昨年もBeGood Cafeが企画・運営をサポートしたテクノロジーアセスメントのワークショップが、東京大学公共政策大学院「先進技術の社会影響評価手法の開発と社会への定着プロジェクト」(i2ta)と柏の葉アーバンデザインセンター(UDCK) との共催で開催されました。今回は3つのタイプの未来の住まい像を中心に、柏における未来の住まい像はどのようなものか、そして、それを実現する先進技術が生活に与える影響はどのようなものか、市民の皆様や多分野にわたるゲストとともに考えることができました。
ご講演いただいたゲストはもちろん、様々なご来場・ご協力いただいたみなさま、ありがとうございました。

開催レポート/ 当日プログラム / 配布資料

テーマ:第1部 『2030年の住まいを探る! ~新築・持家を超えて』
第2部 『新しい住宅技術を評価しよう! ~ナノテクノロジーの利用』
日 時: 2010年7月17日(土) 10:30〜13:00、14:00〜17:00
会 場: 柏の葉アーバンデザインセンター(UDCK)
主 催: 東京大学公共政策大学院「先進技術の社会影響評価手法の開発と社会への定着プロジェクト」
柏の葉アーバンデザインセンター(UDCK)
後 援: 千葉県柏市、三井不動産レジデンシャル株式会社
企画制作: NPO法人ビーグッドカフェ

■開催レポート

第1部 2030年の住まいを探る! 新築・持家をこえて

午前中に開催された第1部では、技術と社会技術の変遷に関する基調講演と講演者による3つの未来の住まい像の提案の後、実際に住まい像を柏エリアで展開していく可能性や課題について、高齢者、子育て世代、留学生などの視点から市民の皆様やゲストとともにディスカッションを行い、理解を深めました。

IMG_1656[1]IMG_8887-1

第2部 新しい住宅技術を評価しよう! ナノテクノロジーの利用

午後に開催された第2部では、話題提供として、行政による建築物評価制度(CASBEE柏)と、企業による柏市での環境配慮の取り組みを紹介した後、市民参加演習1として、第1部の参加者に対するアンケート(CASBEEの評価項目と回答者が重視する項目のマッチングシート)の結果が分析され、参加者が住宅において重視するものによって3つのグループ(エコ重視派、安全重視派、つながり重視派)に分けられることがました。
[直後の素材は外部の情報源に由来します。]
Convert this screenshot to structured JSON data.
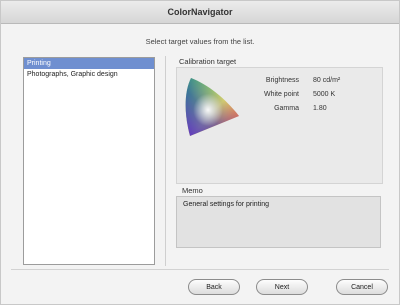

メインとなる市民参加演習2では、まず、市民参加演習1で発表されたアンケートの結果に基づいて、参加者がエコ派、安全派、つながり派の3つの派に分かれて、講師のサポートを受けながら、住宅に関するナノテクノロジーを各派10個ずつ学びます。各技術への理解が深まったところで、古くて新しい住まい、スマート・リビング、創造のシェア住居の3つのケースに分かれて、導入したい技術を選択するワークショップを行いました。
ワークショップでは、最初に各自が3つ技術を選び、選択理由をグループ内で共有した後、さらに2つの技術を派に関係なく再選択や追加選択します。グループ内では、体験談に基づいたエピソードやユニークなナノテクの利用法なども出て、盛り上がりました。最後は、3つの住まい像、それぞれのグループから結果を発表。住まい像やそれぞれの志向性が、各技術にどのように影響するのかが現れ、今後の技術マーケットを考える上で興味深い結果となりました。

懇親会

フォーラム終了後に、ゲストや関係者を交えた懇親会を実施。オーガニックフードを味わいながら今回のフォーラムの内容や今後の展望などについて話がはずみました。(協力:PEACE DELI)
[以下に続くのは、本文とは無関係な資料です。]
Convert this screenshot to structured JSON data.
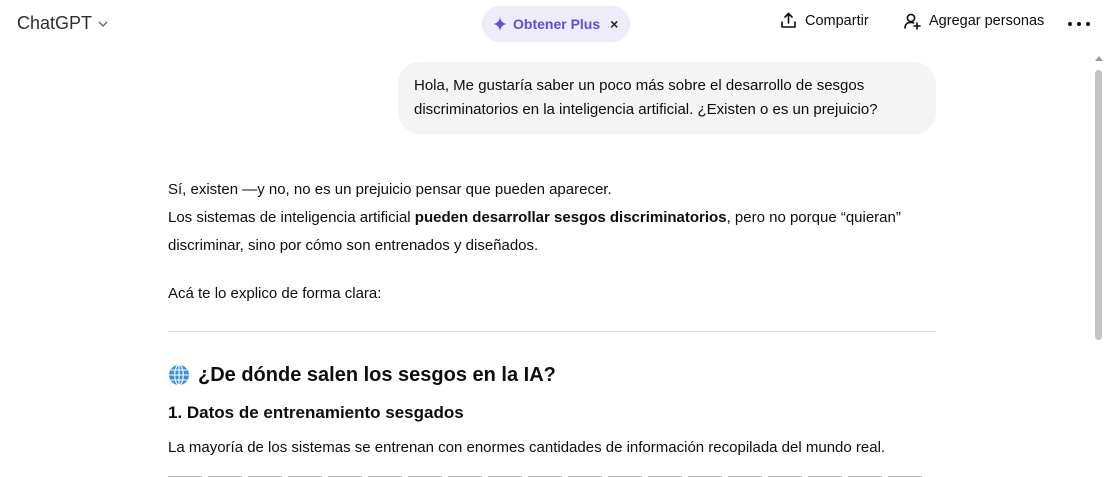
{
  "header": {
    "model_name": "ChatGPT",
    "plus_label": "Obtener Plus",
    "plus_close": "×",
    "share_label": "Compartir",
    "add_people_label": "Agregar personas",
    "plus_color": "#5b4fdb"
  },
  "icons": {
    "model": "chevron-down-icon",
    "plus": "sparkle-icon",
    "close": "close-icon",
    "share": "share-icon",
    "add_people": "add-user-icon",
    "more": "more-horizontal-icon",
    "heading": "globe-icon"
  },
  "conversation": {
    "user_message": "Hola, Me gustaría saber un poco más sobre el desarrollo de sesgos discriminatorios en la inteligencia artificial. ¿Existen o es un prejuicio?",
    "assistant": {
      "line1": "Sí, existen —y no, no es un prejuicio pensar que pueden aparecer.",
      "line2_pre": "Los sistemas de inteligencia artificial ",
      "line2_bold": "pueden desarrollar sesgos discriminatorios",
      "line2_post": ", pero no porque “quieran” discriminar, sino por cómo son entrenados y diseñados.",
      "intro": "Acá te lo explico de forma clara:",
      "heading": "¿De dónde salen los sesgos en la IA?",
      "subheading": "1. Datos de entrenamiento sesgados",
      "paragraph": "La mayoría de los sistemas se entrenan con enormes cantidades de información recopilada del mundo real."
    }
  }
}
終了後、ゲストの方からも、今後、人口、エネルギー、経済、全てが縮小へ向う時代のなかでは、人間の本来持っている生命力を失わせるような利便性のみを追求した技術ではなく、人間の五感を補助し、行動のインセンティブを与えてくれるセンシング技術のような、技術をうまく使いこなすことで人間力も同時に鍛えられて行く技術が求められていくのではないかとのコメントも寄せられました。
今回は千葉県柏市という具体的なエリアを対象に行ったフォーラムではありましたが、改めて、今後の技術開発において、企業や市民と協働していく重要さを認識させられる場となりました。

image005image007

IMG_8891image011

image013

■当日プログラム

第1部 2030年の住まいを探る! 新築・持家をこえて

1.基調講演
「技術進歩と社会」 湊 隆幸 (東京大学大学院新領域創成科学研究科 准教授)

2.未来の住まい像の提案

  1. 「古くて新しい住まい」山田 貴宏(一級建築士事務所ビオフォルム環境デザイン室 代表)
  2. 「スマート・リビング」水谷 知裕(東京電力株式会社 販売営業本部 課長)
  3. 「創造のシェア住宅」 井上 聡子(株式会社リビタ コンサルティング事業本部 コンサルタント)

3.パネルディスカッション&フリーディスカッション
パネラー:後藤 純(東京大学高齢社会総合研究機構 特任研究員)
大山 晶子(株式会社細田工務店商品企画部 部長)
松岡 万里(東京大学大学院新領域創成科学研究科国際交流室 助教授)、他
モデレーター: 清家 剛(東京大学大学院新領域創成科学研究科国際交流室 准教授、UDCKセンター長代理)
ファシリテーター:シキタ 純(NPO法人ビーグッドカフェ 代表理事)

*第1部進行:三牧 浩也 (UDCK 副センター長)

第2部 新しい住宅技術を評価しよう! ナノテクノロジーの利用

1.話題提供:行政・民間の技術へのまなざし

  1. 行政の視点:「CASBEE柏による環境配慮の取り組み」
    安井 健 (柏市役所都市計画部建築指導課 主任)
  2. 民間の視点:「柏の葉地区における環境への取り組み」
    大宅 将之 (三井不動産レジデンシャル株式会社千葉支店開発室 主査)

2.市民参加演習 1
「住まいのニーズにどう応えるのか?:CASBEE柏を参考に」
吉澤 剛 (東京大学公共政策大学院 特任講師)
清家 剛 (東京大学大学院新領域創成科学研究科国際交流室 准教授、UDCKセンター長代理)

3.市民参加演習 2
「どのナノテクノロジーを生活に取り入れるのか?」
原田 幸明 (独立行政法人物質・材料研究機構 元素戦略センター センター長)
ファシリテーター:シキタ 純(NPO法人ビーグッドカフェ 代表理事)

4. 市民参加演習 発表

5. 講評
原田 幸明 (独立行政法人物質・材料研究機構 元素戦略センター センター長)
清家 剛 (東京大学大学院新領域創成科学研究科国際交流室 准教授、UDCKセンター長代理)
湊 隆幸 (東京大学大学院新領域創成科学研究科 准教授)

*第2部進行:吉澤 剛 (東京大学公共政策大学院 特任講師)

■当日配布資料

3つの住まい像についてまとめたオリジナル資料の他、ナノテクノロジーの技術解説集、CASBEE柏の評価計算データ等も配布されました。